When your paycheck hits, there’s that little burst of happiness that comes from having a well-padded bank account.

But then the end of the month rolls around — and you may go from flush to flustered.

That’s where a creating a monthly budget comes in. It enables you to keep track of the money that’s going in and out of your bank account. Plus, a budget will help ensure you’re able to cover your day-to-day expenses while still saving for future goals like retirement or your kids’ college.

If you’ve never created one — or simply need a fresh start on one you’ve already got — we’re here to help. Here's how to create a monthly budget.


    First things first: How much money do you have to work with? Add up what you earn each month after taxes and payroll deductions, because you want to work from money that’s actually being deposited into your bank account. Include not only income from a regular paycheck, but also the take-home pay you earn from a side gig or part-time job. If your side jobs don’t deduct taxes from your paychecks, then only include what you keep after you’ve set aside an amount to pay taxes.


    These are your bills and expenses that don’t tend to vary much from month to month. They can include essential costs like your mortgage or rent, car payment, utilities, cell phone bill, day care or monthly insurance premiums that don’t already come out of your paycheck. They also include the minimum monthly amounts you’re required to pay on any of your debts.

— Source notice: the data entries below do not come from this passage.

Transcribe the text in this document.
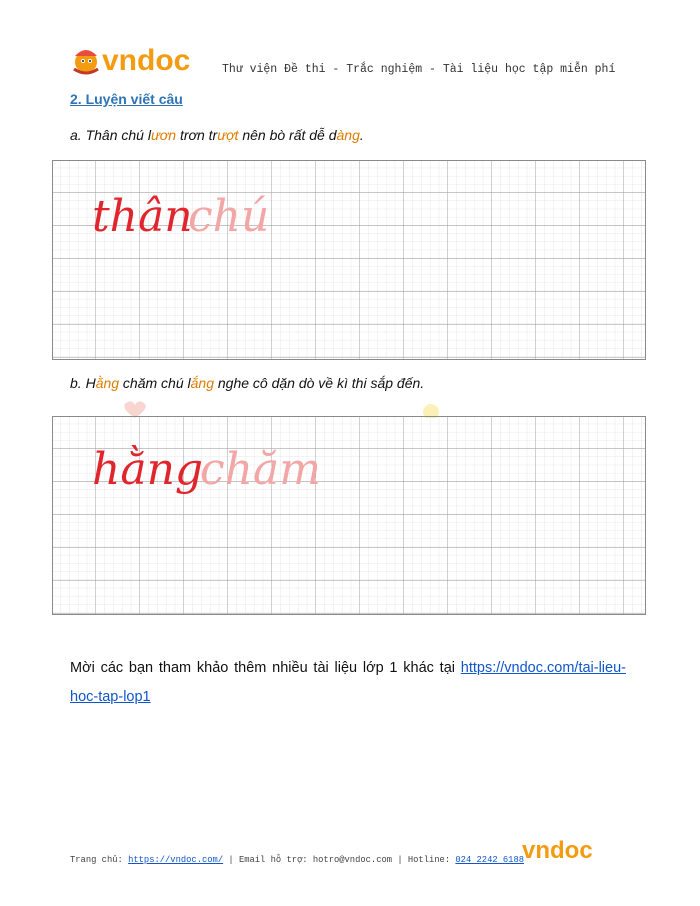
vndoc	Thư viện Đề thi - Trắc nghiệm - Tài liệu học tập miễn phí
2. Luyện viết câu
a. Thân chú lươn trơn trượt nên bò rất dễ dàng.
thân
chú
b. Hằng chăm chú lắng nghe cô dặn dò về kì thi sắp đến.
hằng
chăm
Mời các bạn tham khảo thêm nhiều tài liệu lớp 1 khác tại https://vndoc.com/tai-lieu-hoc-tap-lop1
Trang chủ: https://vndoc.com/ | Email hỗ trợ: hotro@vndoc.com | Hotline: 024 2242 6188
vndoc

    Also include in fixed costs those nice-to-have expenses like your gym membership or Netflix subscription — basically any recurring bill you have that is predictable from month to month.

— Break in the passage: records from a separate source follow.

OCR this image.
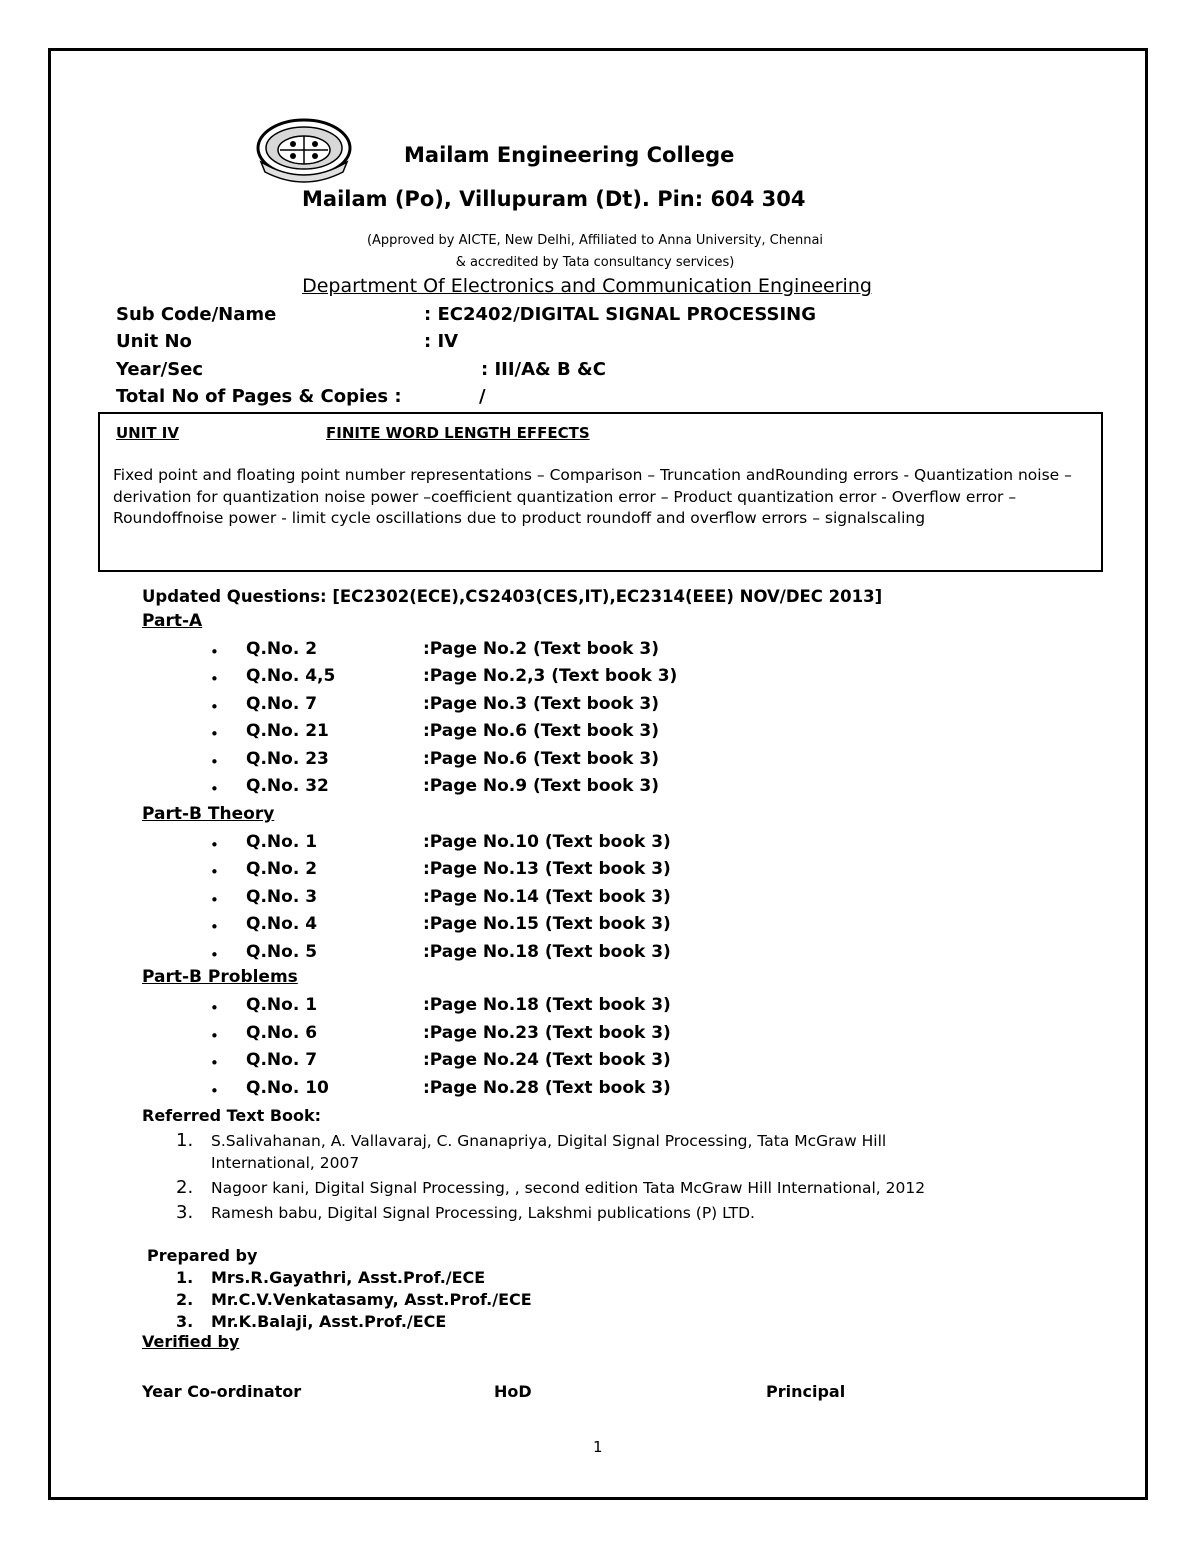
Mailam Engineering College
Mailam (Po), Villupuram (Dt). Pin: 604 304
(Approved by AICTE, New Delhi, Affiliated to Anna University, Chennai
& accredited by Tata consultancy services)
Department Of Electronics and Communication Engineering
Sub Code/Name	: EC2402/DIGITAL SIGNAL PROCESSING
Unit No	: IV
Year/Sec	: III/A& B &C
Total No of Pages & Copies :	/
UNIT IV	FINITE WORD LENGTH EFFECTS
Fixed point and floating point number representations – Comparison – Truncation andRounding errors - Quantization noise – derivation for quantization noise power –coefficient quantization error – Product quantization error - Overflow error – Roundoffnoise power - limit cycle oscillations due to product roundoff and overflow errors – signalscaling
Updated Questions: [EC2302(ECE),CS2403(CES,IT),EC2314(EEE) NOV/DEC 2013]
Part-A
• Q.No. 2	:Page No.2 (Text book 3)
• Q.No. 4,5	:Page No.2,3 (Text book 3)
• Q.No. 7	:Page No.3 (Text book 3)
• Q.No. 21	:Page No.6 (Text book 3)
• Q.No. 23	:Page No.6 (Text book 3)
• Q.No. 32	:Page No.9 (Text book 3)
Part-B Theory
• Q.No. 1	:Page No.10 (Text book 3)
• Q.No. 2	:Page No.13 (Text book 3)
• Q.No. 3	:Page No.14 (Text book 3)
• Q.No. 4	:Page No.15 (Text book 3)
• Q.No. 5	:Page No.18 (Text book 3)
Part-B Problems
• Q.No. 1	:Page No.18 (Text book 3)
• Q.No. 6	:Page No.23 (Text book 3)
• Q.No. 7	:Page No.24 (Text book 3)
• Q.No. 10	:Page No.28 (Text book 3)
Referred Text Book:
1. S.Salivahanan, A. Vallavaraj, C. Gnanapriya, Digital Signal Processing, Tata McGraw Hill
International, 2007
2. Nagoor kani, Digital Signal Processing, , second edition Tata McGraw Hill International, 2012
3. Ramesh babu, Digital Signal Processing, Lakshmi publications (P) LTD.
Prepared by
1. Mrs.R.Gayathri, Asst.Prof./ECE
2. Mr.C.V.Venkatasamy, Asst.Prof./ECE
3. Mr.K.Balaji, Asst.Prof./ECE
Verified by
Year Co-ordinator	HoD	Principal
1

    This category includes what you’re currently putting toward savings goals, as well as how much you put toward paying down debt each month that goes above and beyond your minimum payments.

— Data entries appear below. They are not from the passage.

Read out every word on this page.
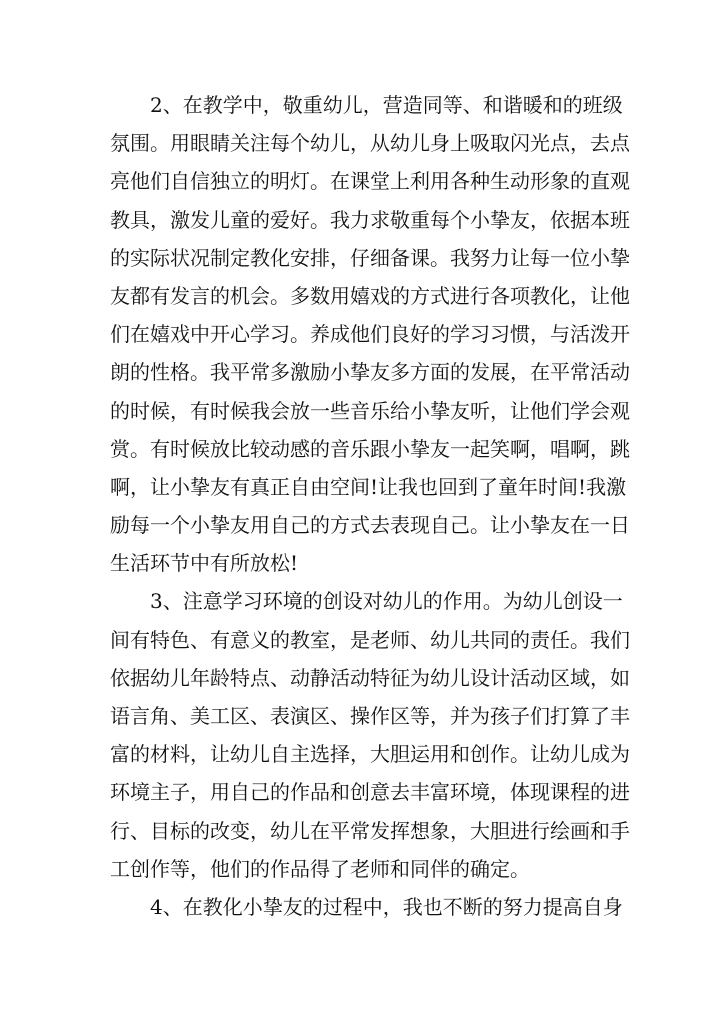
2、在教学中，敬重幼儿，营造同等、和谐暖和的班级
氛围。用眼睛关注每个幼儿，从幼儿身上吸取闪光点，去点
亮他们自信独立的明灯。在课堂上利用各种生动形象的直观
教具，激发儿童的爱好。我力求敬重每个小挚友，依据本班
的实际状况制定教化安排，仔细备课。我努力让每一位小挚
友都有发言的机会。多数用嬉戏的方式进行各项教化，让他
们在嬉戏中开心学习。养成他们良好的学习习惯，与活泼开
朗的性格。我平常多激励小挚友多方面的发展，在平常活动
的时候，有时候我会放一些音乐给小挚友听，让他们学会观
赏。有时候放比较动感的音乐跟小挚友一起笑啊，唱啊，跳
啊，让小挚友有真正自由空间!让我也回到了童年时间!我激
励每一个小挚友用自己的方式去表现自己。让小挚友在一日
生活环节中有所放松!
3、注意学习环境的创设对幼儿的作用。为幼儿创设一
间有特色、有意义的教室，是老师、幼儿共同的责任。我们
依据幼儿年龄特点、动静活动特征为幼儿设计活动区域，如
语言角、美工区、表演区、操作区等，并为孩子们打算了丰
富的材料，让幼儿自主选择，大胆运用和创作。让幼儿成为
环境主子，用自己的作品和创意去丰富环境，体现课程的进
行、目标的改变，幼儿在平常发挥想象，大胆进行绘画和手
工创作等，他们的作品得了老师和同伴的确定。
4、在教化小挚友的过程中，我也不断的努力提高自身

    For example, any extra payment you put toward your monthly student loan bill; emergency fund contributions; or any money you’re putting toward a dream vacation, home down payment, or college savings would count here. Also in this category? Money you’ve been putting toward paying down that stubborn credit card debt that exceeds your minimum payment.

    One note about retirement savings: Since you’re using your take-home pay as the baseline for your budget, don’t include any 401(k) contributions that come out of your paycheck here. Do include any retirement contributions you make after you get your paycheck — for example, what you transfer to an IRA that comes from your checking account.


    One part of a budget that individuals typically don’t account for are irregular, non-monthly payments. Because these types of costs can fall off your radar until right before they’re due, it’s important to account for them in your budget.

    So how do you do that? Add up what you spend every year on things like quarterly taxes, auto registration fees, annual insurance premiums, school tuition and travel. What you spend on gifts for holidays, weddings, birthdays, etc., can also fit in this category.

    Then take that total and divide by 12: This is how much you should put away each month in a separate savings account so that when those bills roll around, you know you’ve got the cash to pay for them.


    By flex spending, we mean what you spend each month on costs that tend to fluctuate. Food falls into this category because what you spend on groceries, work lunches and eating out probably isn’t very consistent. Also included are what you spend on shopping, gas, drugstore runs and entertainment — any monthly expense that isn’t set in stone.

    If you’re not sure what this figure should be, look at how much you’ve spent over the past three months and use that to get a clearer picture. Or pick a month that you’d consider a typical month as far as your flex spending goes, and use that figure.


    Take your total monthly take-home pay and subtract your fixed costs, financial goals and that monthly amount you should be saving to cover your non-monthly expenses.

    What’s left is how much you have available for flex spending. Is this number higher than what you added up as your actual flex spending? Then congratulations — you’re living within your means!

    But if your actual flex spending is higher than what the math says it should be, it means you’ve got some work to do. You’ll have to figure out which of your expenses are eating up too much of your budget, and where you may want to cut back to make sure you aren’t going into debt to afford your lifestyle.

Even if you aren’t overspending, though, it’s still worth taking a look at your expense categories to figure out if you’re happy with where your money is going compared with the goals you have for you or your family. For instance, maybe you’ve been wanting to up your IRA contributions for a while. Would you be willing to cut cable in order to divert that money to retirement? Do you find your fixed costs take up such a large chunk of your budget pie that you don’t have any “fun money” left?

Crafting the right budget for you means finding a balance between being able to afford your lifestyle now while saving for your future later — without feeling like you’re depriving yourself. So don’t be afraid to adjust your figures as your goals shift. After all, your life will change over time, and so should your budget.